Synthetic data generation platform for privacy and ML
Gretel is a synthetic data platform that generates realistic, privacy-preserving datasets for ML training, testing, and data sharing. It supports tabular, text, and time-series data with configurable privacy guarantees including differential privacy. Features include data augmentation for imbalanced datasets, PII detection and anonymization, and API/SDK access for pipeline integration with BigQuery, Snowflake, and Databricks.
Git-like version control for data lakes and object storage
lakeFS is an open-source platform that brings Git-like branching, committing, and merging to data lakes and object storage. It works on top of S3, GCS, Azure Blob, and MinIO, enabling teams to create isolated data branches for experimentation, run CI/CD for data pipelines, and maintain full data lineage. Acquired DVC in 2025, uniting data version control for both small and enterprise-scale workloads.
Open-source data curation platform for LLM fine-tuning
Argilla is an open-source platform for curating and annotating data for LLM fine-tuning and RLHF workflows. It provides collaborative annotation interfaces for text classification, ranking, and preference labeling with integrated quality metrics. Part of the Hugging Face ecosystem, Argilla supports direct dataset publishing to the Hub and integrates with major training frameworks for seamless model improvement pipelines.
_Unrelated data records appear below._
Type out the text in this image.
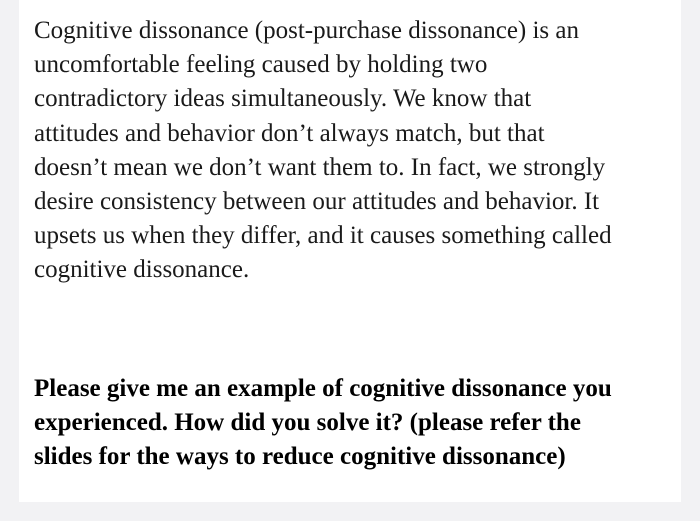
Cognitive dissonance (post-purchase dissonance) is an
uncomfortable feeling caused by holding two
contradictory ideas simultaneously. We know that
attitudes and behavior don’t always match, but that
doesn’t mean we don’t want them to. In fact, we strongly
desire consistency between our attitudes and behavior. It
upsets us when they differ, and it causes something called
cognitive dissonance.

Please give me an example of cognitive dissonance you
experienced. How did you solve it? (please refer the
slides for the ways to reduce cognitive dissonance)
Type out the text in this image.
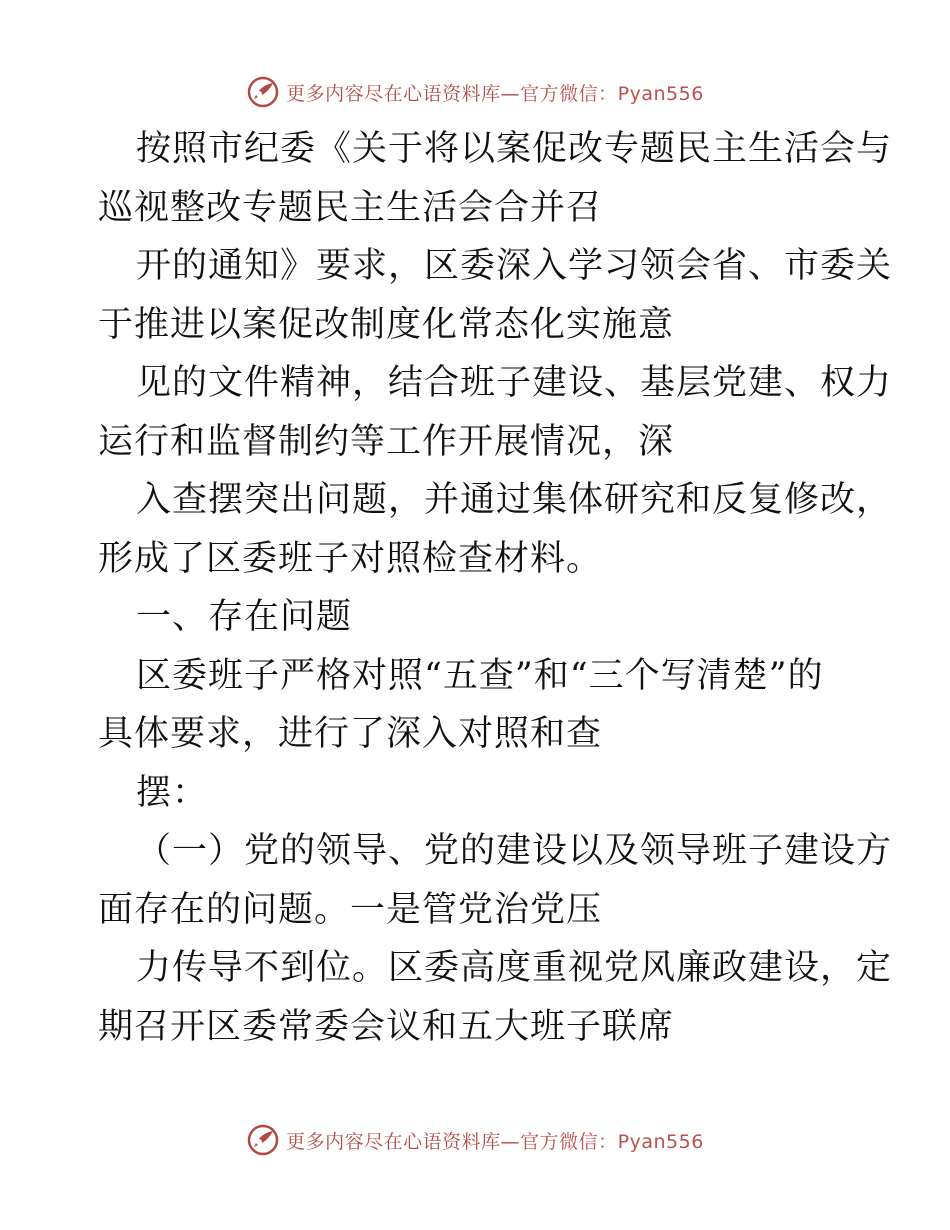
更多内容尽在心语资料库—官方微信：Pyan556
按照市纪委《关于将以案促改专题民主生活会与
巡视整改专题民主生活会合并召
开的通知》要求，区委深入学习领会省、市委关
于推进以案促改制度化常态化实施意
见的文件精神，结合班子建设、基层党建、权力
运行和监督制约等工作开展情况，深
入查摆突出问题，并通过集体研究和反复修改，
形成了区委班子对照检查材料。
一、存在问题
区委班子严格对照“五查”和“三个写清楚”的
具体要求，进行了深入对照和查
摆：
（一）党的领导、党的建设以及领导班子建设方
面存在的问题。一是管党治党压
力传导不到位。区委高度重视党风廉政建设，定
期召开区委常委会议和五大班子联席
更多内容尽在心语资料库—官方微信：Pyan556
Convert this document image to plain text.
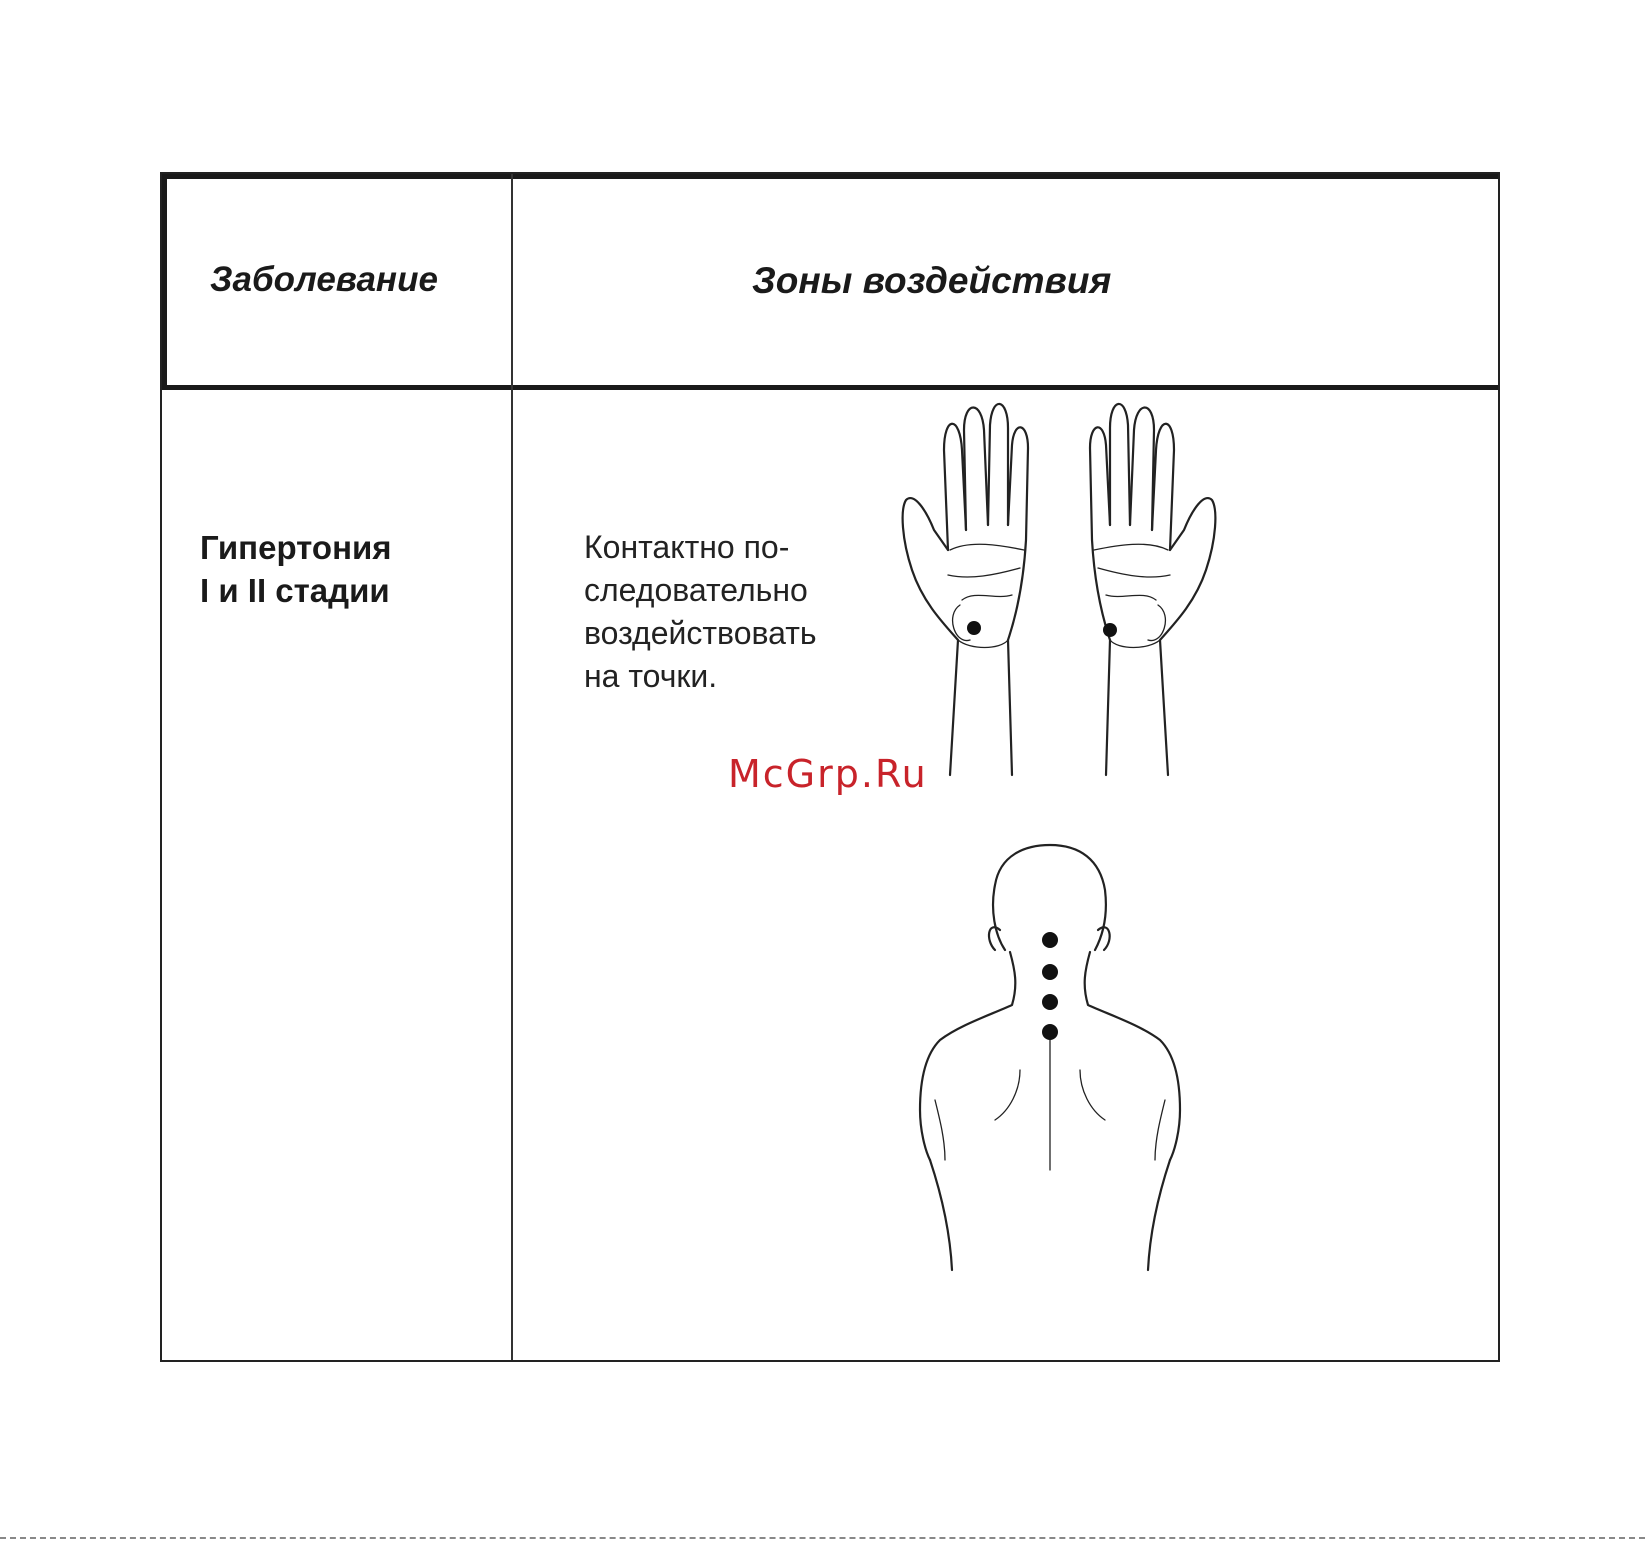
Заболевание	Зоны воздействия
Гипертония
I и II стадии
Контактно по-
следовательно
воздействовать
на точки.
McGrp.Ru
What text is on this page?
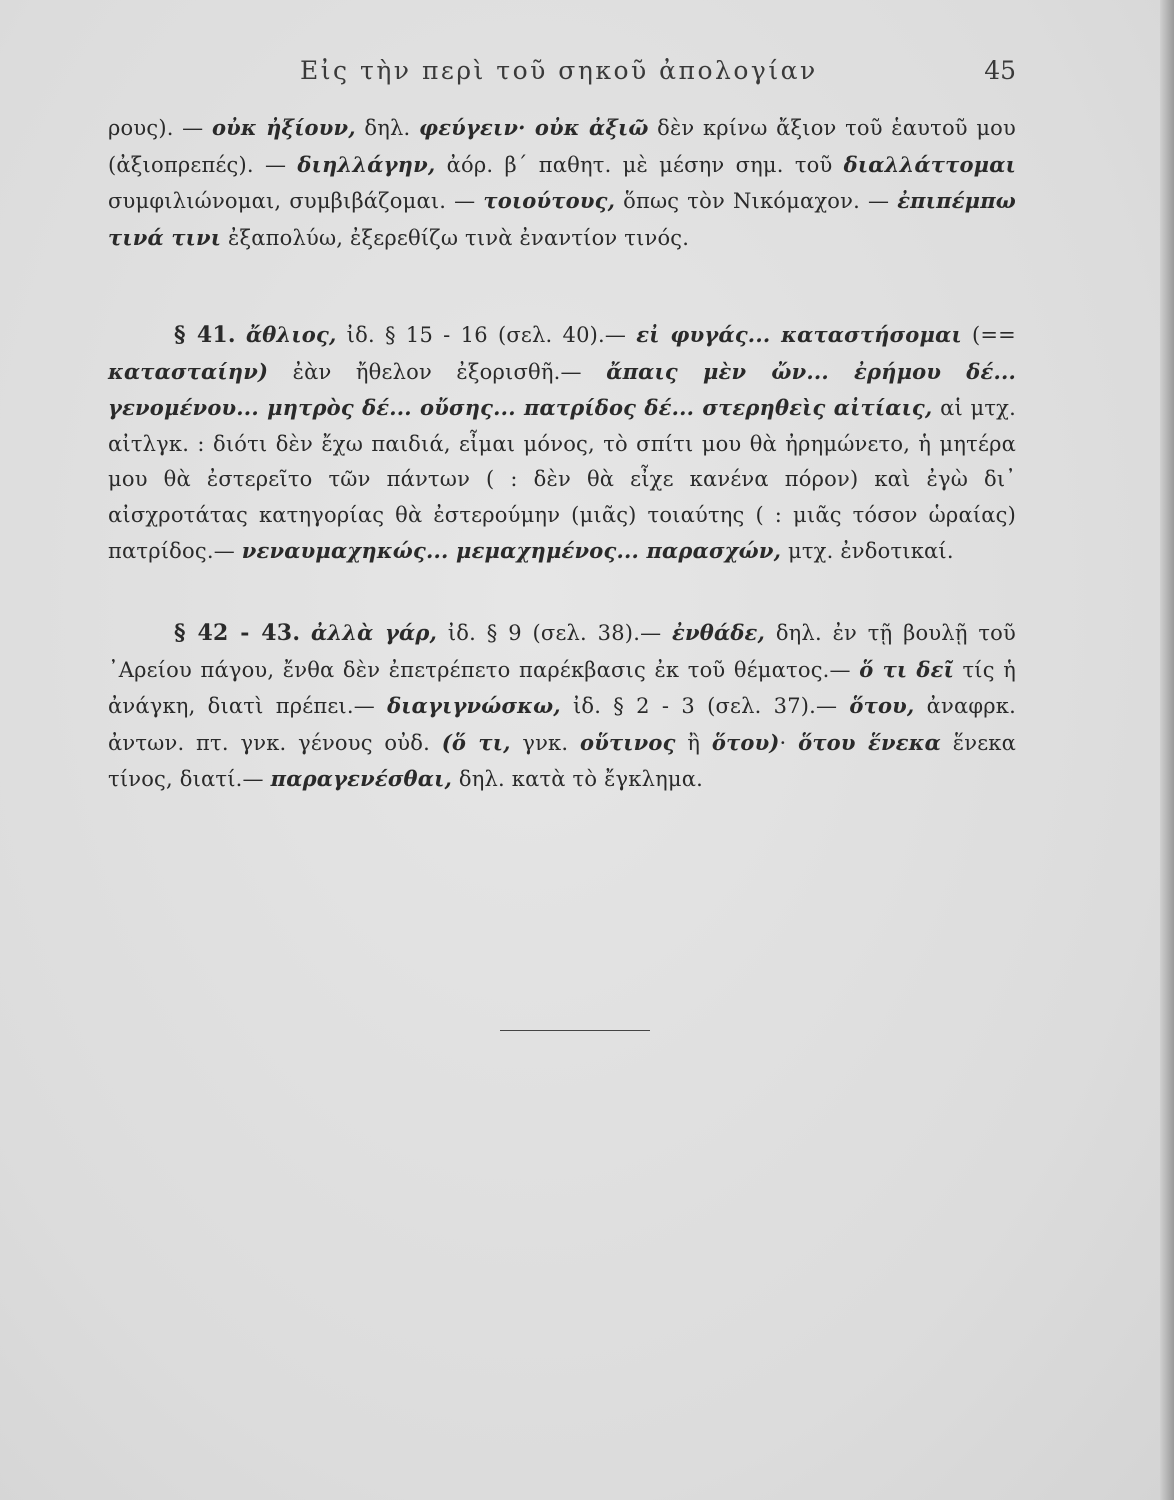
Εἰς τὴν περὶ τοῦ σηκοῦ ἀπολογίαν	45

ρους). — οὐκ ἠξίουν, δηλ. φεύγειν· οὐκ ἀξιῶ δὲν κρίνω ἄξιον τοῦ ἑαυτοῦ μου (ἀξιοπρεπές). — διηλλάγην, ἀόρ. β΄ παθητ. μὲ μέσην σημ. τοῦ διαλλάττομαι συμφιλιώνομαι, συμβιβάζομαι. — τοιούτους, ὅπως τὸν Νικόμαχον. — ἐπιπέμπω τινά τινι ἐξαπολύω, ἐξερεθίζω τινὰ ἐναντίον τινός.

§ 41. ἄθλιος, ἰδ. § 15 - 16 (σελ. 40).— εἰ φυγάς... καταστήσομαι (== κατασταίην) ἐὰν ἤθελον ἐξορισθῆ.— ἄπαις μὲν ὤν... ἐρήμου δέ... γενομένου... μητρὸς δέ... οὔσης... πατρίδος δέ... στερηθεὶς αἰτίαις, αἱ μτχ. αἰτλγκ. : διότι δὲν ἔχω παιδιά, εἶμαι μόνος, τὸ σπίτι μου θὰ ἠρημώνετο, ἡ μητέρα μου θὰ ἐστερεῖτο τῶν πάντων ( : δὲν θὰ εἶχε κανένα πόρον) καὶ ἐγὼ δι᾿ αἰσχροτάτας κατηγορίας θὰ ἐστερούμην (μιᾶς) τοιαύτης ( : μιᾶς τόσον ὡραίας) πατρίδος.— νεναυμαχηκώς... μεμαχημένος... παρασχών, μτχ. ἐνδοτικαί.

§ 42 - 43. ἀλλὰ γάρ, ἰδ. § 9 (σελ. 38).— ἐνθάδε, δηλ. ἐν τῇ βουλῇ τοῦ ᾿Αρείου πάγου, ἔνθα δὲν ἐπετρέπετο παρέκβασις ἐκ τοῦ θέματος.— ὅ τι δεῖ τίς ἡ ἀνάγκη, διατὶ πρέπει.— διαγιγνώσκω, ἰδ. § 2 - 3 (σελ. 37).— ὅτου, ἀναφρκ. ἀντων. πτ. γνκ. γένους οὐδ. (ὅ τι, γνκ. οὕτινος ἢ ὅτου)· ὅτου ἕνεκα ἕνεκα τίνος, διατί.— παραγενέσθαι, δηλ. κατὰ τὸ ἔγκλημα.
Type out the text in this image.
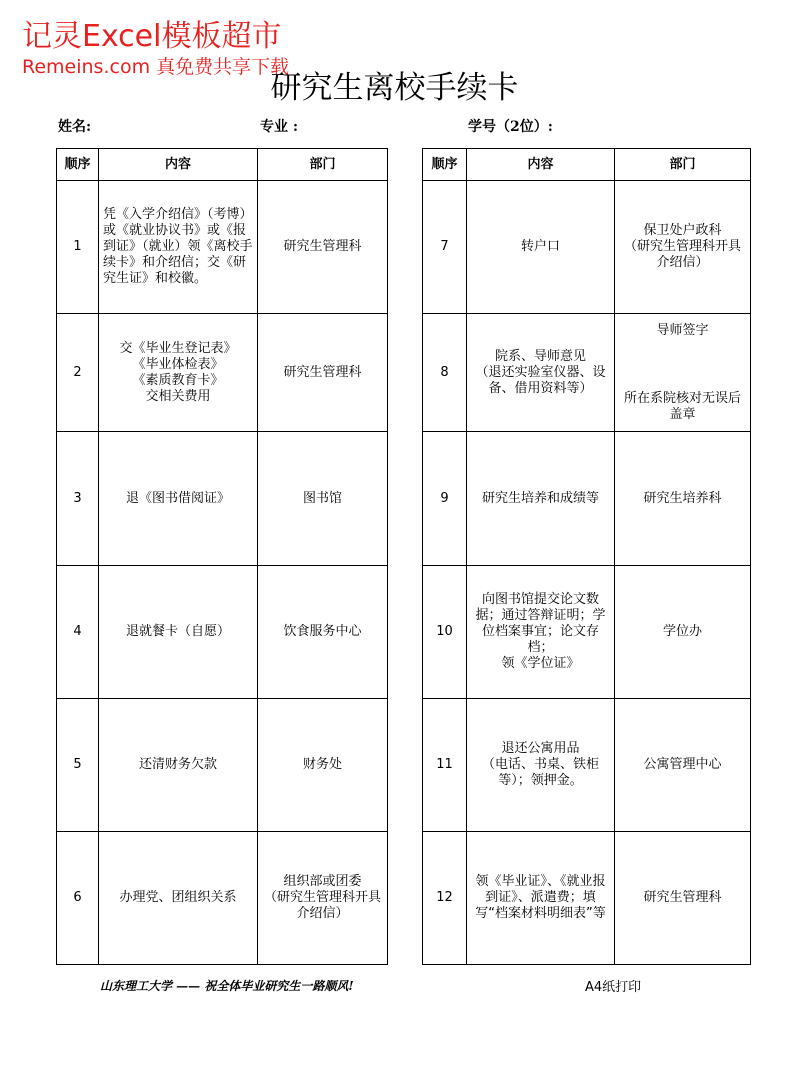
记灵Excel模板超市
Remeins.com 真免费共享下载
研究生离校手续卡
姓名:	专业 :	学号（2位）:
顺序	内容	部门
1	凭《入学介绍信》（考博）或《就业协议书》或《报到证》（就业）领《离校手续卡》和介绍信；交《研究生证》和校徽。	研究生管理科
2	交《毕业生登记表》
《毕业体检表》
《素质教育卡》
交相关费用	研究生管理科
3	退《图书借阅证》	图书馆
4	退就餐卡（自愿）	饮食服务中心
5	还清财务欠款	财务处
6	办理党、团组织关系	组织部或团委
（研究生管理科开具介绍信）
顺序	内容	部门
7	转户口	保卫处户政科
（研究生管理科开具介绍信）
8	院系、导师意见
（退还实验室仪器、设备、借用资料等）	导师签字
所在系院核对无误后盖章

9	研究生培养和成绩等	研究生培养科
10	向图书馆提交论文数据；通过答辩证明；学位档案事宜；论文存档；
领《学位证》	学位办
11	退还公寓用品
（电话、书桌、铁柜等）；领押金。	公寓管理中心
12	领《毕业证》、《就业报到证》、派遣费；填写“档案材料明细表”等	研究生管理科
山东理工大学 —— 祝全体毕业研究生一路顺风!	A4纸打印
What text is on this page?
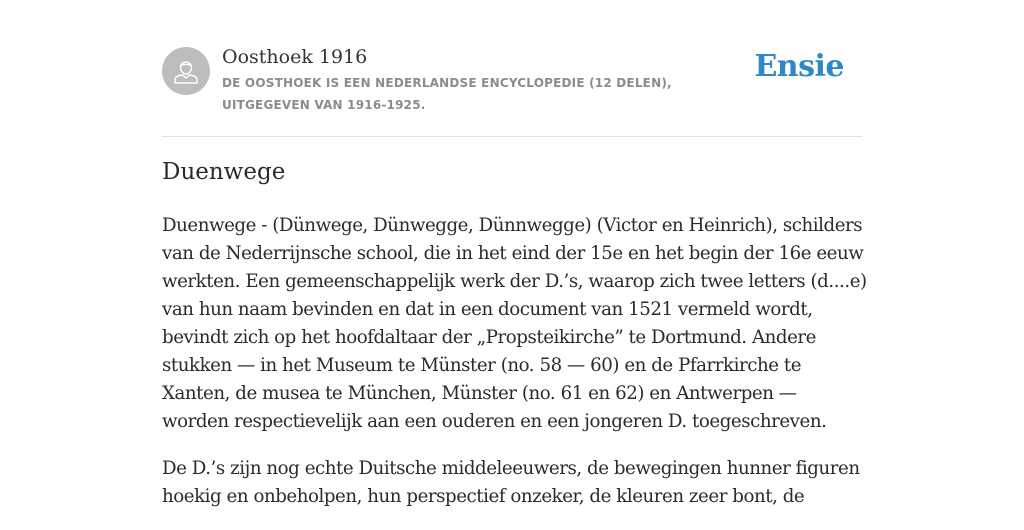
Oosthoek 1916
DE OOSTHOEK IS EEN NEDERLANDSE ENCYCLOPEDIE (12 DELEN), UITGEGEVEN VAN 1916-1925.
Ensie
Duenwege

Duenwege - (Dünwege, Dünwegge, Dünnwegge) (Victor en Heinrich), schilders van de Nederrijnsche school, die in het eind der 15e en het begin der 16e eeuw werkten. Een gemeenschappelijk werk der D.’s, waarop zich twee letters (d....e) van hun naam bevinden en dat in een document van 1521 vermeld wordt, bevindt zich op het hoofdaltaar der „Propsteikirche” te Dortmund. Andere stukken — in het Museum te Münster (no. 58 — 60) en de Pfarrkirche te Xanten, de musea te München, Münster (no. 61 en 62) en Antwerpen — worden respectievelijk aan een ouderen en een jongeren D. toegeschreven.

De D.’s zijn nog echte Duitsche middeleeuwers, de bewegingen hunner figuren hoekig en onbeholpen, hun perspectief onzeker, de kleuren zeer bont, de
Open-source feature store for machine learning
Feast is an open-source feature store that manages and serves ML features for both training and online inference. It prevents training-serving skew by providing consistent feature access across offline and real-time environments. Feast supports batch materialization from data warehouses, real-time feature retrieval, on-demand transformations, and integrates with major data platforms including BigQuery, Snowflake, Redshift, and DynamoDB.
Git-based version control for ML data and pipelines
DVC (Data Version Control) is a free open-source tool that brings Git-like version control to datasets, ML models, and experiment pipelines. It stores pointer files in Git while keeping large data in remote storage like S3, GCS, or Azure. Features include reproducible ML pipelines with DAG-based dependency tracking, experiment management, metrics comparison, and a VS Code extension for visual experiment tracking.
Open-source multi-type data labeling platform
Label Studio is an open-source data labeling tool by HumanSignal supporting images, text, audio, video, and time series. It offers ML-assisted pre-labeling, customizable XML-based annotation interfaces, multi-user review workflows, and REST API access. Used for computer vision, NLP, speech, and LLM fine-tuning including RLHF annotation pipelines.